Last year, Cornell researchers published a retrospective study on 272 early-stage lung cancer patients, some of whom had received IsoRay’s treatment.

IsoRay put out a press release trumpeting the “outstanding” results: 96 percent of patients who got the company’s cancer treatment no longer had growing tumors in their lungs, and a full 100 percent of them were still alive five years after treatment. Investors were jubilant; by day’s end, the company’s stock price had doubled.

Feuerstein smelled red meat.

“100 percent — when you see something like that, you’re like, ‘Really?’ It’s like someone claiming a cure,” Feuerstein said. “The bullshit detector goes off.”

So Feuerstein read the journal article and compared it to IsoRay’s press release. There were discrepancies.

In a scathing column, Feuerstein accused IsoRay of being “lazy with the facts,” playing “rope-a-dope” with the data, and continuing a trend of “using clever, selective editing” in its communications to boost its sagging stock price. (He had been on the company about its boosterish PR even before the Cornell study appeared.)

Feuerstein walked his readers through the biggest problems:

The press release didn’t mention that the study found no statistically significant advantage to using IsoRay’s seeds in combination with surgery to control tumor growth.

It also neglected to mention that a significant number of patients could not be reached for follow-up questions in the years after the procedure. That would have cast doubt on the clinical relevance of the claim of a 100 percent survival five years out.

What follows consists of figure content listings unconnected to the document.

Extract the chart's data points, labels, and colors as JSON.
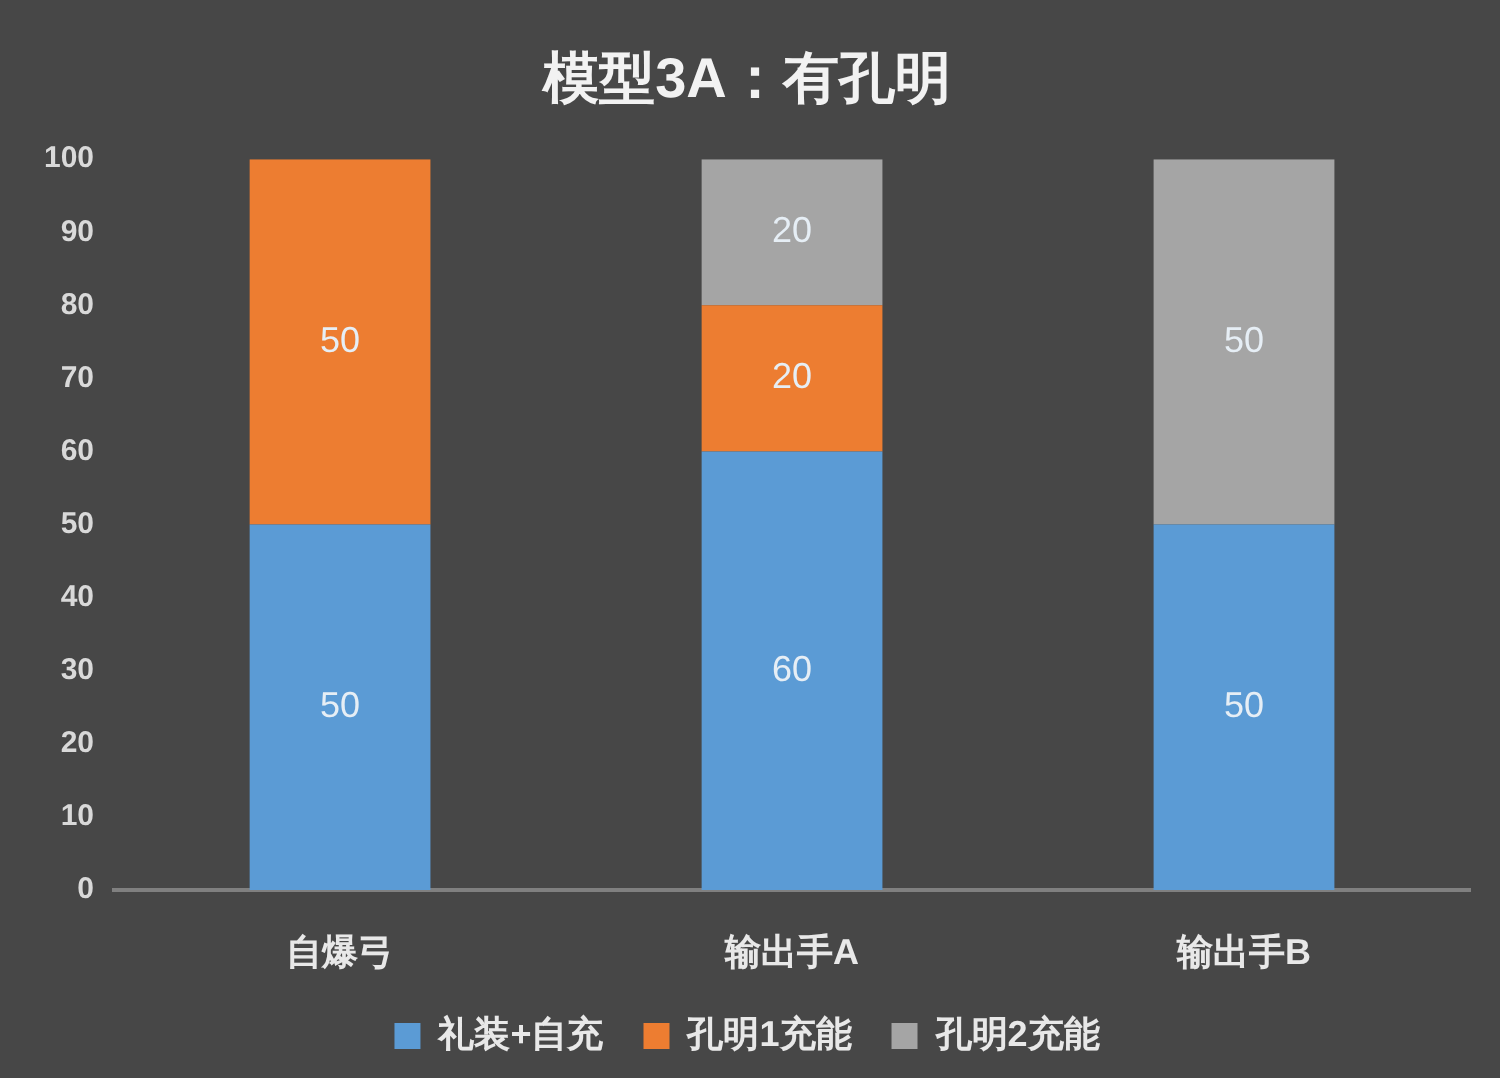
{
  "chart_data": {
    "type": "bar",
    "title": "模型3A：有孔明",
    "categories": [
      "自爆弓",
      "输出手A",
      "输出手B"
    ],
    "series": [
      {
        "name": "礼装+自充",
        "color": "#5b9bd5",
        "values": [
          50,
          60,
          50
        ]
      },
      {
        "name": "孔明1充能",
        "color": "#ed7d31",
        "values": [
          50,
          20,
          null
        ]
      },
      {
        "name": "孔明2充能",
        "color": "#a5a5a5",
        "values": [
          null,
          20,
          50
        ]
      }
    ],
    "stacked": true,
    "ylim": [
      0,
      100
    ],
    "yticks": [
      0,
      10,
      20,
      30,
      40,
      50,
      60,
      70,
      80,
      90,
      100
    ],
    "grid": false,
    "legend": "bottom",
    "data_labels": true
  }
}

Feuerstein’s reporting infuriated investors, drove down the stock price — and sparked more than a dozen class action lawsuits, many of which are still pending, on behalf of investors who had purchased the company’s stock in response to the bullish press release. IsoRay denied the allegations and both its former and current CEO declined to talk to STAT.

Feuerstein calls the incident “a classic of the genre” — and really, it was classic Feuerstein, too. He summed up his appraisal of the company by tweeting out one of his favorite GIFs: SpongeBob SquarePants creating a rainbow by waving his hands. The caption: “bullshit.”

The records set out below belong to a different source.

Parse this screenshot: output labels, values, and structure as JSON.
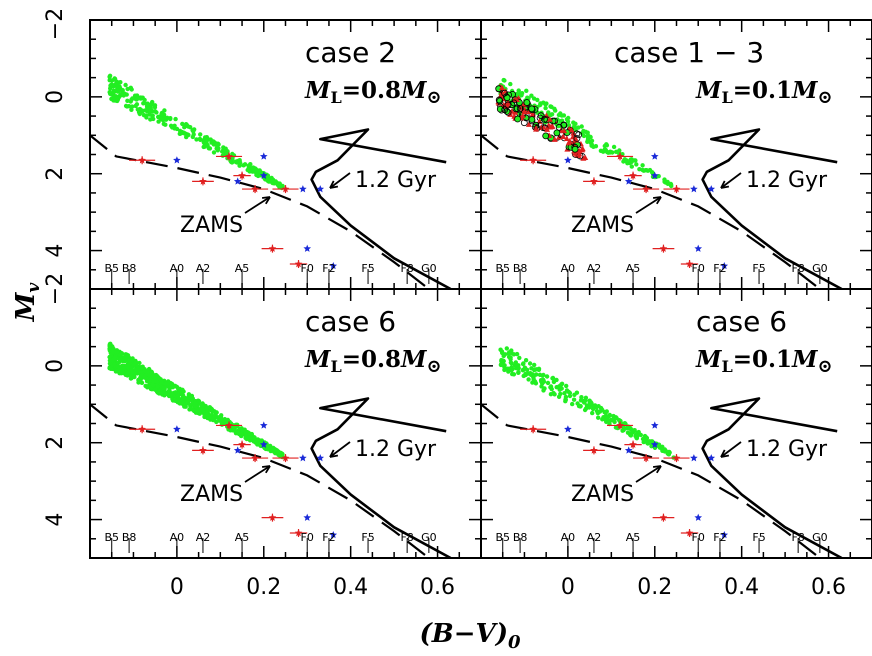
{
  "figure": {
    "ylabel_main": "M",
    "ylabel_sub": "v",
    "xlabel": "(B−V)",
    "xlabel_sub": "0",
    "x_ticks": [
      "0",
      "0.2",
      "0.4",
      "0.6"
    ],
    "y_ticks": [
      "0",
      "2",
      "4"
    ],
    "y_top_label": "−2",
    "y_mid_label": "−2"
  },
  "colors": {
    "model_stars": "#22ee22",
    "observed_cluster": "#e02020",
    "blue_stars": "#1a2ad8",
    "theory_lines": "#000000"
  },
  "chart_data": [
    {
      "type": "scatter",
      "case_label": "case 2",
      "mass_label_M": "M",
      "mass_label_sub": "L",
      "mass_label_value": "=0.8",
      "mass_label_sun": "⊙",
      "isochrone_label": "1.2 Gyr",
      "zams_label": "ZAMS",
      "spectral_types": [
        "B5",
        "B8",
        "A0",
        "A2",
        "A5",
        "F0",
        "F2",
        "F5",
        "F8",
        "G0"
      ],
      "xlim": [
        -0.2,
        0.7
      ],
      "ylim": [
        5,
        -2
      ],
      "model_density": "medium"
    },
    {
      "type": "scatter",
      "case_label": "case 1 − 3",
      "mass_label_M": "M",
      "mass_label_sub": "L",
      "mass_label_value": "=0.1",
      "mass_label_sun": "⊙",
      "isochrone_label": "1.2 Gyr",
      "zams_label": "ZAMS",
      "spectral_types": [
        "B5",
        "B8",
        "A0",
        "A2",
        "A5",
        "F0",
        "F2",
        "F5",
        "F8",
        "G0"
      ],
      "xlim": [
        -0.2,
        0.7
      ],
      "ylim": [
        5,
        -2
      ],
      "model_density": "mixed"
    },
    {
      "type": "scatter",
      "case_label": "case 6",
      "mass_label_M": "M",
      "mass_label_sub": "L",
      "mass_label_value": "=0.8",
      "mass_label_sun": "⊙",
      "isochrone_label": "1.2 Gyr",
      "zams_label": "ZAMS",
      "spectral_types": [
        "B5",
        "B8",
        "A0",
        "A2",
        "A5",
        "F0",
        "F2",
        "F5",
        "F8",
        "G0"
      ],
      "xlim": [
        -0.2,
        0.7
      ],
      "ylim": [
        5,
        -2
      ],
      "model_density": "high"
    },
    {
      "type": "scatter",
      "case_label": "case 6",
      "mass_label_M": "M",
      "mass_label_sub": "L",
      "mass_label_value": "=0.1",
      "mass_label_sun": "⊙",
      "isochrone_label": "1.2 Gyr",
      "zams_label": "ZAMS",
      "spectral_types": [
        "B5",
        "B8",
        "A0",
        "A2",
        "A5",
        "F0",
        "F2",
        "F5",
        "F8",
        "G0"
      ],
      "xlim": [
        -0.2,
        0.7
      ],
      "ylim": [
        5,
        -2
      ],
      "model_density": "low"
    }
  ],
  "spectral_type_colors": [
    -0.15,
    -0.11,
    0.0,
    0.06,
    0.15,
    0.3,
    0.35,
    0.44,
    0.53,
    0.58
  ],
  "observed_points": [
    {
      "x": -0.08,
      "y": 1.65,
      "xerr": 0.03
    },
    {
      "x": 0.06,
      "y": 2.2,
      "xerr": 0.025
    },
    {
      "x": 0.12,
      "y": 1.55,
      "xerr": 0.03
    },
    {
      "x": 0.18,
      "y": 2.4,
      "xerr": 0.03
    },
    {
      "x": 0.25,
      "y": 2.4,
      "xerr": 0.03
    },
    {
      "x": 0.22,
      "y": 3.95,
      "xerr": 0.025
    },
    {
      "x": 0.28,
      "y": 4.35,
      "xerr": 0.02
    },
    {
      "x": 0.15,
      "y": 2.05,
      "xerr": 0.02
    }
  ],
  "blue_points": [
    {
      "x": 0.0,
      "y": 1.65
    },
    {
      "x": 0.14,
      "y": 2.2
    },
    {
      "x": 0.2,
      "y": 1.55
    },
    {
      "x": 0.2,
      "y": 2.05
    },
    {
      "x": 0.29,
      "y": 2.4
    },
    {
      "x": 0.33,
      "y": 2.4
    },
    {
      "x": 0.3,
      "y": 3.95
    },
    {
      "x": 0.36,
      "y": 4.4
    }
  ],
  "zams_curve": [
    [
      -0.2,
      1.0
    ],
    [
      -0.14,
      1.55
    ],
    [
      -0.07,
      1.7
    ],
    [
      0.0,
      1.85
    ],
    [
      0.1,
      2.1
    ],
    [
      0.2,
      2.4
    ],
    [
      0.3,
      2.85
    ],
    [
      0.4,
      3.5
    ],
    [
      0.5,
      4.3
    ],
    [
      0.58,
      5.0
    ]
  ],
  "isochrone_curve": [
    [
      0.62,
      1.7
    ],
    [
      0.33,
      1.1
    ],
    [
      0.44,
      0.85
    ],
    [
      0.37,
      1.65
    ],
    [
      0.32,
      1.95
    ],
    [
      0.31,
      2.15
    ],
    [
      0.33,
      2.6
    ],
    [
      0.4,
      3.35
    ],
    [
      0.5,
      4.2
    ],
    [
      0.63,
      5.0
    ]
  ]
}
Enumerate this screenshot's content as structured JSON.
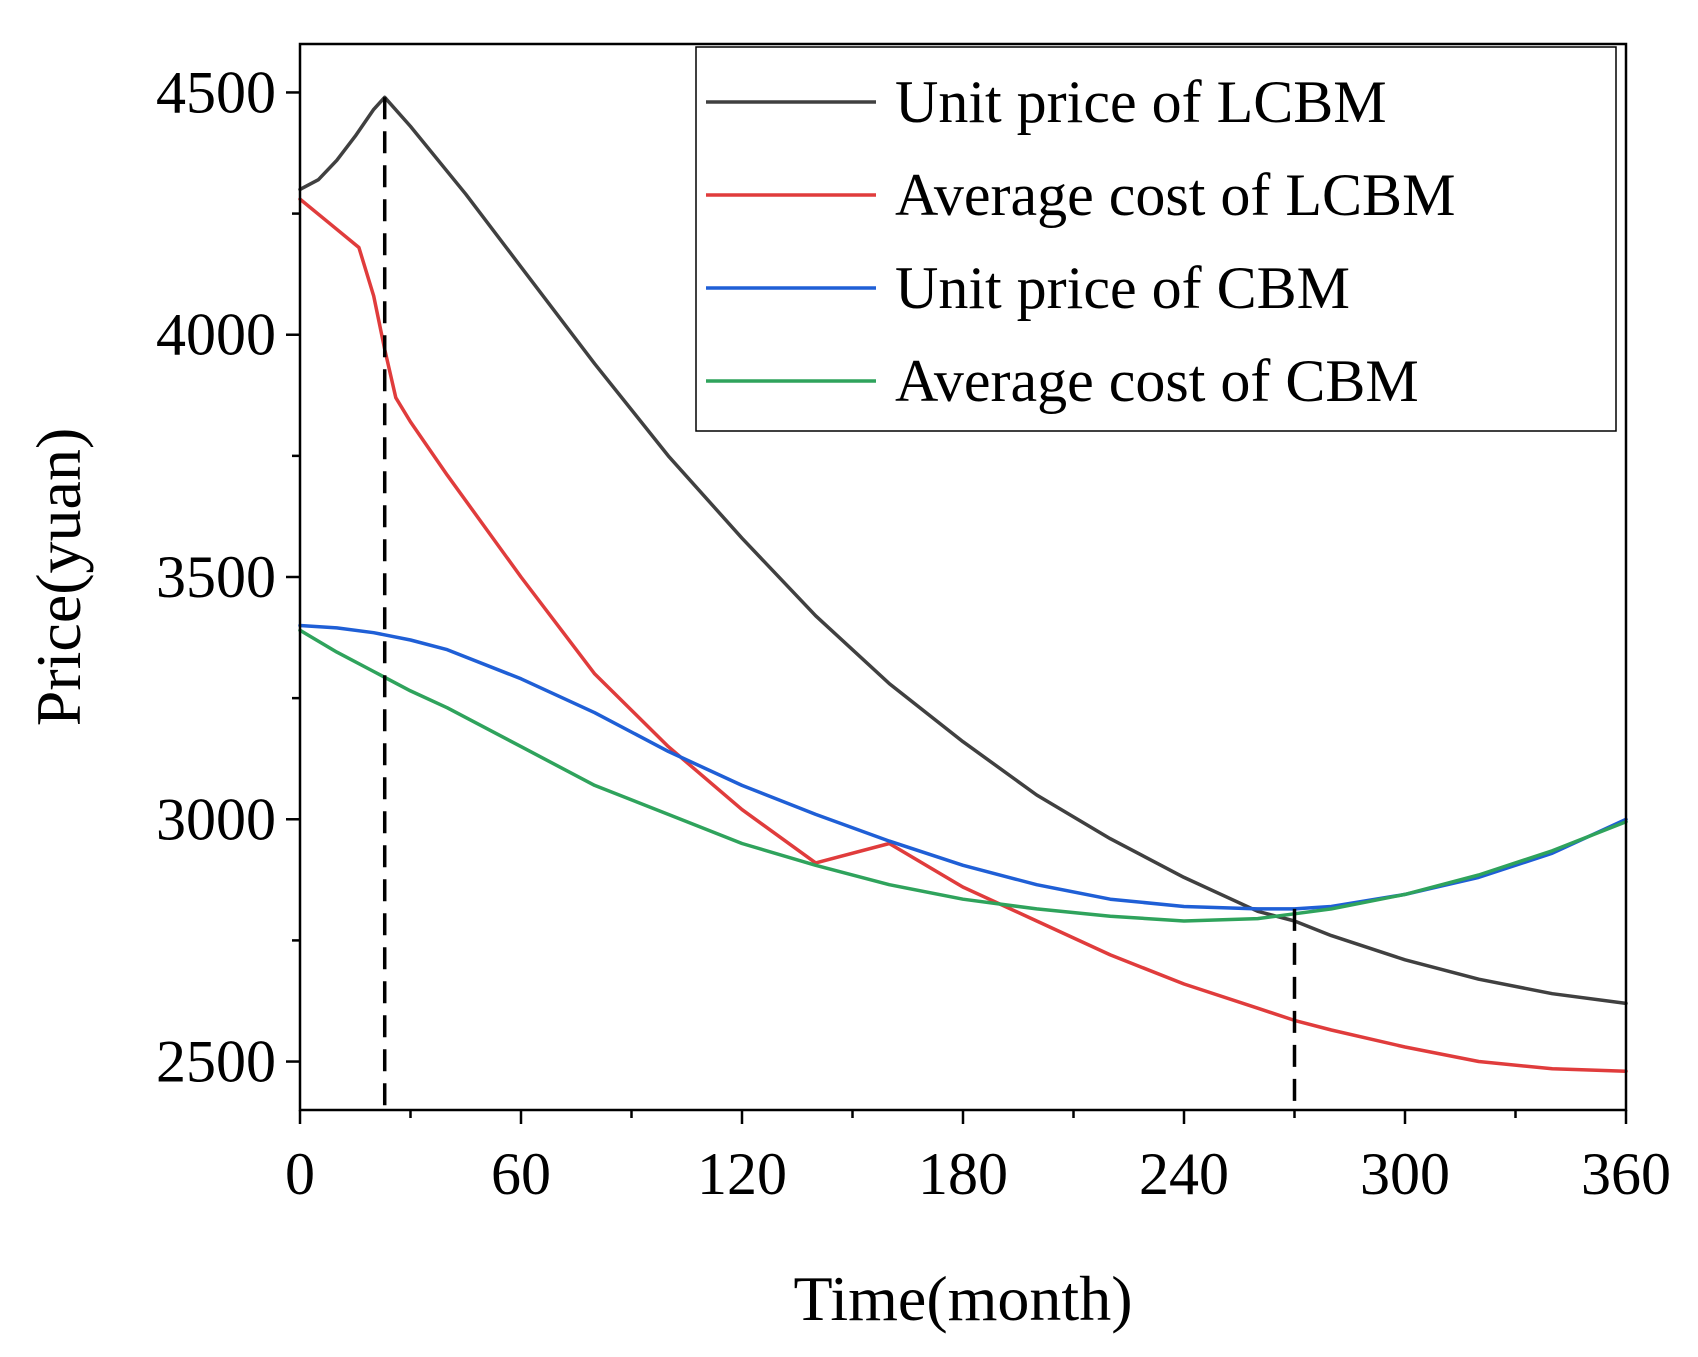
{
  "chart_data": {
    "type": "line",
    "title": "",
    "xlabel": "Time(month)",
    "ylabel": "Price(yuan)",
    "xlim": [
      0,
      360
    ],
    "ylim": [
      2400,
      4600
    ],
    "xticks": [
      0,
      60,
      120,
      180,
      240,
      300,
      360
    ],
    "yticks": [
      2500,
      3000,
      3500,
      4000,
      4500
    ],
    "legend": "top-right",
    "grid": false,
    "series": [
      {
        "name": "Unit price of LCBM",
        "color": "#404040",
        "x": [
          0,
          5,
          10,
          15,
          20,
          23,
          30,
          45,
          60,
          80,
          100,
          120,
          140,
          160,
          180,
          200,
          220,
          240,
          260,
          270,
          280,
          300,
          320,
          340,
          360
        ],
        "y": [
          4300,
          4320,
          4360,
          4410,
          4465,
          4490,
          4430,
          4290,
          4140,
          3940,
          3750,
          3580,
          3420,
          3280,
          3160,
          3050,
          2960,
          2880,
          2810,
          2790,
          2760,
          2710,
          2670,
          2640,
          2620
        ]
      },
      {
        "name": "Average cost of LCBM",
        "color": "#e03c3c",
        "x": [
          0,
          8,
          16,
          20,
          23,
          26,
          30,
          40,
          60,
          80,
          100,
          120,
          140,
          160,
          180,
          200,
          220,
          240,
          260,
          270,
          280,
          300,
          320,
          340,
          360
        ],
        "y": [
          4280,
          4230,
          4180,
          4080,
          3970,
          3870,
          3820,
          3710,
          3500,
          3300,
          3150,
          3020,
          2910,
          2950,
          2860,
          2790,
          2720,
          2660,
          2610,
          2585,
          2565,
          2530,
          2500,
          2485,
          2480
        ]
      },
      {
        "name": "Unit price of CBM",
        "color": "#1f5fd6",
        "x": [
          0,
          10,
          20,
          30,
          40,
          60,
          80,
          100,
          120,
          140,
          160,
          180,
          200,
          220,
          240,
          260,
          270,
          280,
          300,
          320,
          340,
          360
        ],
        "y": [
          3400,
          3395,
          3385,
          3370,
          3350,
          3290,
          3220,
          3140,
          3070,
          3010,
          2955,
          2905,
          2865,
          2835,
          2820,
          2815,
          2815,
          2820,
          2845,
          2880,
          2930,
          3000
        ]
      },
      {
        "name": "Average cost of CBM",
        "color": "#2fa35c",
        "x": [
          0,
          10,
          20,
          30,
          40,
          60,
          80,
          100,
          120,
          140,
          160,
          180,
          200,
          220,
          240,
          260,
          270,
          280,
          300,
          320,
          340,
          360
        ],
        "y": [
          3390,
          3345,
          3305,
          3265,
          3230,
          3150,
          3070,
          3010,
          2950,
          2905,
          2865,
          2835,
          2815,
          2800,
          2790,
          2795,
          2805,
          2815,
          2845,
          2885,
          2935,
          2995
        ]
      }
    ],
    "annotations": [
      {
        "type": "vertical-dashed-line",
        "x": 23
      },
      {
        "type": "vertical-dashed-line",
        "x": 270
      }
    ]
  }
}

The loneliest man at J.P. Morgan

Feuerstein is at his desk just after 5 a.m. most mornings, working from a spare bedroom in his home near Boston, where he lives with his partner and their two teenagers.

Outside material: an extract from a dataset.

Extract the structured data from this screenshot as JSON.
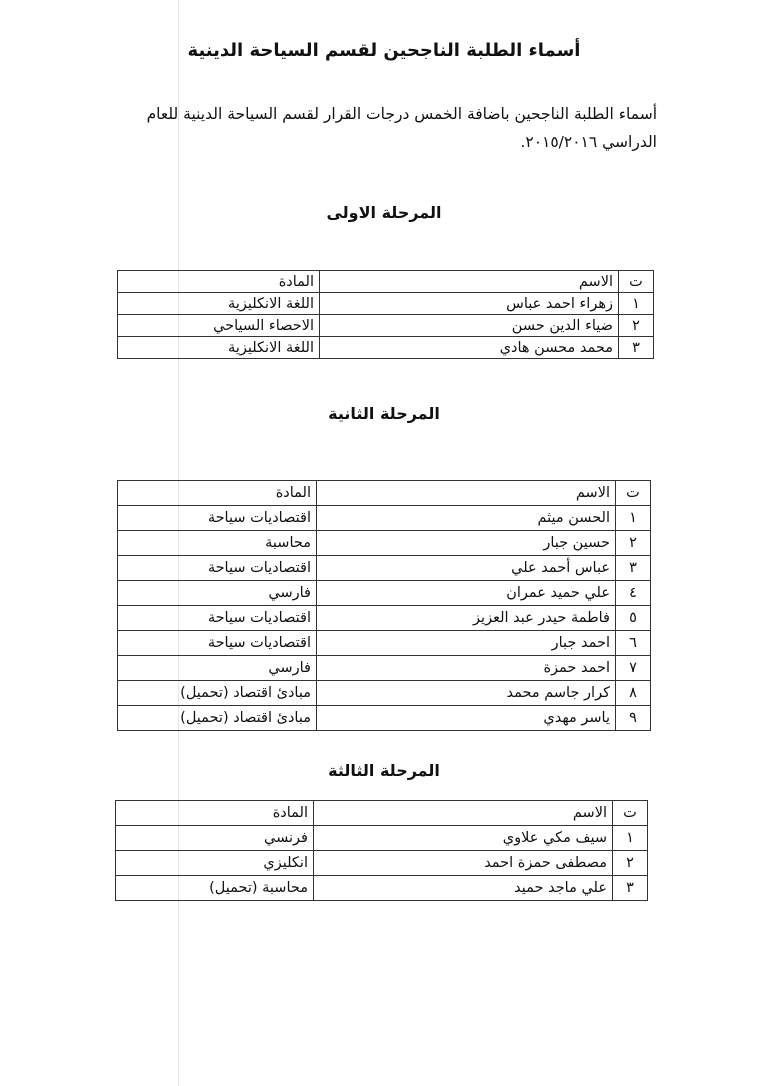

You have to look carefully in his office to find signs of his ferocious persona. But they’re there. On the desktop of his computer, Feuerstein keeps a folder of several dozen of his favorite GIFs, many with profane captions, for posting on Twitter. In one, which he favors to illustrate the financial future he envisions for MannKind investors, people run mindlessly into a gaping crater.

Prints and artwork evoking his beloved San Francisco line the wall above his desk. (His distinctive Twitter avatar — a stern-looking mustachioed figurine that he snapped a photo of in a museum — is an ode to his former city, too; it caught his fancy because it was called a “San Francisco dandy.”)

Most years, Feuerstein returns to San Francisco in January for the biotech industry’s equivalent of the Super Bowl: The J.P. Morgan Healthcare Conference, which draws thousands of suited investors, executives, and journalists for a week packed with meetings and deal-making.

“The classic J.P. Morgan thing for a reporter is” — here Feuerstein put on his best haughty voice — “‘My calendar is filled from 6 a.m. til 10! I’ve got meetings with companies every 15 minutes!’”

Not Feuerstein. “I have no meetings,” he said. “Nobody calls me.”